29 September - 1 October 2020
Indian pharmaceutical manufacturers increasingly attract attention by breaching GMP rules. We recently reported on the unannounced FDA inspections in India as one of the consequences of this practice. In a further case the analysis results not complying with the requirements were deleted and the batch was released for the US market. An employee of Sun Pharmaceutical Industries Ltd. in Vadodara, India simply deleted analytical data of an HPLC testing on impurities of an antibiotic that did not comply. The next day another sample was tested, considered to be fine and the batch was released. This incident took place three years ago.

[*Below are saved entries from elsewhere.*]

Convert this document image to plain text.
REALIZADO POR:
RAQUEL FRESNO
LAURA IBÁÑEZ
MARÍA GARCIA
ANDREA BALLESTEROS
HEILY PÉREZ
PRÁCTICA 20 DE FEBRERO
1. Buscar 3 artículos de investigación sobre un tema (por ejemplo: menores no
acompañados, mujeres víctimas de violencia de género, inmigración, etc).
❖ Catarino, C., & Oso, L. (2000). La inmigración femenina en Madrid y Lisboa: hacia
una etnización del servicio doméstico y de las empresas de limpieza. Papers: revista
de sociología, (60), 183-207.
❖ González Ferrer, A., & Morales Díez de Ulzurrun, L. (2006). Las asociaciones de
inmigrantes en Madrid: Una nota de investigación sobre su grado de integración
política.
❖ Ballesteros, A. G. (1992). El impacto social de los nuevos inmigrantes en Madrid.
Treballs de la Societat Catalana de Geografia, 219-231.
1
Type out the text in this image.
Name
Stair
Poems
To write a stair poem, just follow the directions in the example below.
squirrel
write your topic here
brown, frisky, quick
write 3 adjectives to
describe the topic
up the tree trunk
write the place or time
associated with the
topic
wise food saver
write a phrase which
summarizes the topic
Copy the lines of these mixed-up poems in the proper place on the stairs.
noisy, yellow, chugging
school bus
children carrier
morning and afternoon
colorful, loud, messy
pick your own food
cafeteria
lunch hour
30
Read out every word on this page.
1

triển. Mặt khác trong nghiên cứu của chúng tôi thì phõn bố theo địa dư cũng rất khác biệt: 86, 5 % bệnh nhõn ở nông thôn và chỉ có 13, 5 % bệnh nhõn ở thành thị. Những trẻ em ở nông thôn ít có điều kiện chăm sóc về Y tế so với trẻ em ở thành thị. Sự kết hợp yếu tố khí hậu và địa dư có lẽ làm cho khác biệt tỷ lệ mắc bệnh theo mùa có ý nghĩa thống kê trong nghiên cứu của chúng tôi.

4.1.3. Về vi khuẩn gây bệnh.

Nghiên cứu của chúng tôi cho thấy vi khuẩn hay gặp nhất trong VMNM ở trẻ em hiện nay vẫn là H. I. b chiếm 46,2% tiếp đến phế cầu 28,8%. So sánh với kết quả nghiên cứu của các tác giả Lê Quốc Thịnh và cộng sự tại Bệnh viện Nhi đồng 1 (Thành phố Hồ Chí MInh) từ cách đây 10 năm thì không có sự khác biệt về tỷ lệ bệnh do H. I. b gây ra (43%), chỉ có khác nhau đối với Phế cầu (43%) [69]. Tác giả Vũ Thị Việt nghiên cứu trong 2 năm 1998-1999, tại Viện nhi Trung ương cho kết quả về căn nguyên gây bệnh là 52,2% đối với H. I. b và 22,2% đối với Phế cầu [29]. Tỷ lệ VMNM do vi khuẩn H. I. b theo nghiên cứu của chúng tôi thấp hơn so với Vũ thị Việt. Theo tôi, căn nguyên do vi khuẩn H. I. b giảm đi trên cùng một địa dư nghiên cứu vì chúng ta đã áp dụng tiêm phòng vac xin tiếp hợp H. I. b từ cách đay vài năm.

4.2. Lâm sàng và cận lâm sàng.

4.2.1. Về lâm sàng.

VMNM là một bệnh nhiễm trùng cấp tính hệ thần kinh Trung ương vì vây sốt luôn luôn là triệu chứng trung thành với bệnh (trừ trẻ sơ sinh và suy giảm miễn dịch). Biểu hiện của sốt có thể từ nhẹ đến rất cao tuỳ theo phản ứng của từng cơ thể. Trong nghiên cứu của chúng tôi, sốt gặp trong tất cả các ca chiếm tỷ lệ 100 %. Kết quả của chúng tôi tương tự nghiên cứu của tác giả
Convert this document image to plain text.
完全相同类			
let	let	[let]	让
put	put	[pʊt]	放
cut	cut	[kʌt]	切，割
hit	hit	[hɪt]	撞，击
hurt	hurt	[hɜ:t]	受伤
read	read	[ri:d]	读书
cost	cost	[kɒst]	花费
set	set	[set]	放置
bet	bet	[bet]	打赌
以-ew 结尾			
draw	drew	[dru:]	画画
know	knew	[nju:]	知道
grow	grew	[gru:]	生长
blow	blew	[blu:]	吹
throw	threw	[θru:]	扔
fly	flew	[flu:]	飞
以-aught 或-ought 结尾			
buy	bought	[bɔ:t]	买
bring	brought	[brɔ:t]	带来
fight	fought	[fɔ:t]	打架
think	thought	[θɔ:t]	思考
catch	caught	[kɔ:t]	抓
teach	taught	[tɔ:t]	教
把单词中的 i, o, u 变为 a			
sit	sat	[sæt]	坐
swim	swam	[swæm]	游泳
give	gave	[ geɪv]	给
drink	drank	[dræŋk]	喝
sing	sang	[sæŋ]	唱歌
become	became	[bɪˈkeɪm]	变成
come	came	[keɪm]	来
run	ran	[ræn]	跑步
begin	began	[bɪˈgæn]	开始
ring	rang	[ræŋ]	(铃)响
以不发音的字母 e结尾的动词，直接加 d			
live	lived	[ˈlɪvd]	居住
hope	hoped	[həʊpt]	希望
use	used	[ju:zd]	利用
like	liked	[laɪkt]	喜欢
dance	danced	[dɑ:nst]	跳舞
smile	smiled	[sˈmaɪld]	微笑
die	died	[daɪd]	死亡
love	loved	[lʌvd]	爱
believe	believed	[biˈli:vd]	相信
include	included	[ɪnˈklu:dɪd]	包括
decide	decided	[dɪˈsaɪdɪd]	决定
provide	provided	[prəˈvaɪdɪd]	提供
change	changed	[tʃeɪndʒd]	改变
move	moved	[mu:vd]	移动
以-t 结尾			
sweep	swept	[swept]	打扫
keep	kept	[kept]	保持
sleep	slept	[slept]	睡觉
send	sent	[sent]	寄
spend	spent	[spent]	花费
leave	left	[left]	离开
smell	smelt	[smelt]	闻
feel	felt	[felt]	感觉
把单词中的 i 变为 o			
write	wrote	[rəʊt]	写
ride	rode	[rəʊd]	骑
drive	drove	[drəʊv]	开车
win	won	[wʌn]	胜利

This fundamental GMP violation of data integrity has become known only now. The FDA's computer forensics experts found traces of a total of 5031 deleted data records in the chromatography system. A senior QC Manager commented that they often made pre-tests and rejected the results before starting the final analysis. This practice is completely inacceptable not only according to FDA understanding. The FDA talks about the regular deletion of undesirable analysis results and about retesting the products without initiating an investigation as required and without documenting the problem. And this is no isolated case.
Similar irregularities concerning the data integrity were found at the site of the Indian producer Ranbaxy who had to pay a penalty in the amount of 500 Mio US Dollars. A responsible at the Indian government announced that India has had good manufacturing practices for the manufacture of drugs for years but that the laboratory guidelines to manufacturers entered in force only in 2012. He continued that usually it would take some years for new regulations to be complied with nationwide. In the case described a ban on exports had been imposed against the company Sun already two months earlier. The underlying report by Bloomberg states that at least 12 Indian pharmaceutical companies were affected by such a ban on exports in the last year. One of these cases concerns the Indian company Smruthi Organics Ltd., for instance which also manufactures an antibiotic. During an FDA inspection the inspectors noticed already in 2013 that batches of active ingredients that did not comply with the specifications were blended with passing batches in order to meet the requirements (= missblending). The relating batch documents had been destroyed.